Even after close to 5 months, I still thought I escaped death that day in March. Reading more about it made it easier for me to get through the days. Sometimes, though, I could feel death lurking like a hungry lion loaming for my soul. I could lie in my bed during these days without the energy to do anything. I did not have the energy or will to do something as basic as getting out of bed.

Such days happened only once a week. However, sometime around September, I stayed in bed for two days. I was not on my phone. I was not reading. I was not watching. I just lay there thinking about literary nothing but feeling everything at once. I felt tired and out of control. I felt like someone else was in my body, tying it down to my bed and forcing me to remain in a dormant state.

At the time, I was doing an unofficial internship at a company where it was not a requirement to report daily. As the second day in bed dragged on, I felt nothing. It's hard to explain but imagine not feeling anything or thinking for two days straight. It felt like my mind was backed up in the corner, asleep and tied up, while something else took control of my brain. I wanted to feel something, anything.

I wanted to punch the wall to awaken my brain. A sudden urge to jump off a building as a means of gaining had me jolting out of bed. I had never had any suicidal thoughts, which is why that moment had me close to another panic attack. Thankfully, the thought had jolted my mind to start functioning again, but it still felt blurred.

I could feel something, but it was somehow through some lens and cobwebs. I could not scrub off my vision. Over the week, I struggled to stay sane in the blurry veil of emotions and mental stability. I started going to my internship every day just for the company.

Over the weekends, I would go home as an excuse to escape to my comfort zone. I would go through the week with one goal in mind, 'if I get through the week, I will be able to go home for the weekend.' At times, it would be on Wednesday, and I would wake up with that looming feeling of death.

But the thought of Friday evening made me struggle out of bed and push on in autopilot mode throughout the day. I wanted to tell someone about the struggle I was going through, but I did not think anyone would understand. I would visit my friends often.

Hoping that somehow they would notice how fake my laugh was. How made up my smile seemed, or how disconnected I looked. But for some reason, no one seemed to notice. In the morning, I would look at my mirror and wonder how it felt to be normal and not to have the cloud of darkness looming above me.

I could not remember a time when my mind was free. When I was fully in control of my life.
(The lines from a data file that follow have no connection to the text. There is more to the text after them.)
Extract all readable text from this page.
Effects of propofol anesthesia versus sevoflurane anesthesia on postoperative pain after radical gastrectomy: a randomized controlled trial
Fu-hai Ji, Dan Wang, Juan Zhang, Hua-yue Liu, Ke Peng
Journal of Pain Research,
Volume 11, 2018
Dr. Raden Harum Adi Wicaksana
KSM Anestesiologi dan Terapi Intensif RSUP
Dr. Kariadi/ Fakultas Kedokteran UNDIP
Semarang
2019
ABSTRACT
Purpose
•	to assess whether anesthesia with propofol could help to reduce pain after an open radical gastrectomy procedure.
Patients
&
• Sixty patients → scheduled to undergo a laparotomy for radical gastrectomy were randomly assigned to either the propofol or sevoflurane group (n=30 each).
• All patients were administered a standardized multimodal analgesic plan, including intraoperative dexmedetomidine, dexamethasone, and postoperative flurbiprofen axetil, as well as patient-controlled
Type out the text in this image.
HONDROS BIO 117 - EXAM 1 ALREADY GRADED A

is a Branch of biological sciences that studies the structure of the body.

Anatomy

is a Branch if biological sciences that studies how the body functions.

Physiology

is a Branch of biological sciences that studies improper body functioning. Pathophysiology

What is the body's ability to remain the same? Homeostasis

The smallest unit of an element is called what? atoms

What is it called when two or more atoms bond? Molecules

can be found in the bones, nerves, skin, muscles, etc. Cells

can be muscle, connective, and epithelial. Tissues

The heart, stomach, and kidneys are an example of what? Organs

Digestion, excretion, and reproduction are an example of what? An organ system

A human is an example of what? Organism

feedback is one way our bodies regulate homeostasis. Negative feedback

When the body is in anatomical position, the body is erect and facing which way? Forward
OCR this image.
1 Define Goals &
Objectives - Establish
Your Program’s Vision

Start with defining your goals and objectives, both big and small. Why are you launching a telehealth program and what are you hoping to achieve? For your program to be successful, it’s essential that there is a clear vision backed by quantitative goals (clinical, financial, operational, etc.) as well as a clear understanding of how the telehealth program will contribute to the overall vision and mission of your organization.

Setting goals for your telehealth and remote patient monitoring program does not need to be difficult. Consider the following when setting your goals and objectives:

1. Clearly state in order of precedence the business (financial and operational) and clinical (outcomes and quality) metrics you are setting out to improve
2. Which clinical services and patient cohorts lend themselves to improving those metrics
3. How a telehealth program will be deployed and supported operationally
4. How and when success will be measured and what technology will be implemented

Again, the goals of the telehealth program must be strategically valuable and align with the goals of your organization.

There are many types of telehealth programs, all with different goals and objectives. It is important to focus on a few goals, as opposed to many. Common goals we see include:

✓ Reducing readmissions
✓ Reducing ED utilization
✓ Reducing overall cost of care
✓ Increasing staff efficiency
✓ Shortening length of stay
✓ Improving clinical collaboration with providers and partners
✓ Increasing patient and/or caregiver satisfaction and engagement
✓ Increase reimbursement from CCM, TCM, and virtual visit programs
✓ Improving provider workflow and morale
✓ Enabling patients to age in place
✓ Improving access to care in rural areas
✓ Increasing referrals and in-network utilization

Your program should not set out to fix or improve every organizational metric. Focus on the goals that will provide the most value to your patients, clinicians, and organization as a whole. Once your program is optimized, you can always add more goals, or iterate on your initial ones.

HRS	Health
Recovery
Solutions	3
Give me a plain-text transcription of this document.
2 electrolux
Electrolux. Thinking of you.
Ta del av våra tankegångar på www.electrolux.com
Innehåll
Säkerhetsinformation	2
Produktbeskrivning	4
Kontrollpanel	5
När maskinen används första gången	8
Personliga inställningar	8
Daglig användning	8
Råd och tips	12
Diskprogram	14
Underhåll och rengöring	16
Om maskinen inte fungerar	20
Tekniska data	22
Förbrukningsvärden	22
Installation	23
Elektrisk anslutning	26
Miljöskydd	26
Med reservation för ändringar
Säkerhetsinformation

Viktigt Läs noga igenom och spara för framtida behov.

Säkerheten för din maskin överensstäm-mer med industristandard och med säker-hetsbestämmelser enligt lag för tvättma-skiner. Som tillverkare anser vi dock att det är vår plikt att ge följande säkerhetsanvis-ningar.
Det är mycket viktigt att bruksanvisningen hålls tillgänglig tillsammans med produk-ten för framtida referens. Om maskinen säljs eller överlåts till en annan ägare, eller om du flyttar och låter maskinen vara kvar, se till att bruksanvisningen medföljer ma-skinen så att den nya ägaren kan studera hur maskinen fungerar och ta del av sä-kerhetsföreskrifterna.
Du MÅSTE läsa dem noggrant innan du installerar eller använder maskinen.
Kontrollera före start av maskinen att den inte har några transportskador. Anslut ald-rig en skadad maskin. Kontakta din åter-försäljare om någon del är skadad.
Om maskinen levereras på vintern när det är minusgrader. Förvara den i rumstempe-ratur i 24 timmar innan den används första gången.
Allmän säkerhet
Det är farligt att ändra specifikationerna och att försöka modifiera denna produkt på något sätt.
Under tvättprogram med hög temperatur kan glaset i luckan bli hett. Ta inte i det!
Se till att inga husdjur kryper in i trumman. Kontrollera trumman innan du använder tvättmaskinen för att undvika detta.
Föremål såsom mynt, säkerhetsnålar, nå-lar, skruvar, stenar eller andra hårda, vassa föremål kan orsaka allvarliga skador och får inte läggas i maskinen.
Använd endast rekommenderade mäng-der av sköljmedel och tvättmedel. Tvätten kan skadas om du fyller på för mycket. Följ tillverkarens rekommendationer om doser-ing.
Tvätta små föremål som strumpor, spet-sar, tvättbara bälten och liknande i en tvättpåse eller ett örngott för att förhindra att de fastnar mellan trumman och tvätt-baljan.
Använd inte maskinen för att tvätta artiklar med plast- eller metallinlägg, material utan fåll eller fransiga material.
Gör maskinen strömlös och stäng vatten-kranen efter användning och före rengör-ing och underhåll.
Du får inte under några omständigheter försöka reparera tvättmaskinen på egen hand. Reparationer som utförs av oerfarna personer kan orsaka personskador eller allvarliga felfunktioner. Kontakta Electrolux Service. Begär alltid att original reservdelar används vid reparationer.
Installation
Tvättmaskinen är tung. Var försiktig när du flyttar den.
Somehow and without me noticing, all that melted away. I remember how happy I was the first time I woke up and felt full like I was truly awake.

On that day, on my way to work, I happily moved out of the way when someone pushed me to get ahead. I smiled at the foul smell of exhaust fumes and carbonized smoke as a lorry zoomed past. I gazed gratefully at the punishing sun, thanking God for that moment. There are times when I still feel that looming darkness above me.

But I have learned how it feels to lose control, and it is not a feeling I ever want to experience. So every time that cloud of despair zooms near me, I distract myself and chain that cloud deep in my mind. I am going on a trip.

I visit new places, visit my home, and start a new project. I sometimes feel like I am postponing the inevitable, and I won't lie; that scares me. But my coping mechanism has gotten me this far. Two years and still pushing.

You are probably thinking, 'you should see a therapist. Who can afford one in this economy anyway? Plus, I am scared that a therapist could unlock that darkness. And I will find myself lying in bed again without an escape and probably making a stupid decision.

Don't we all have some darkness locked away inside us?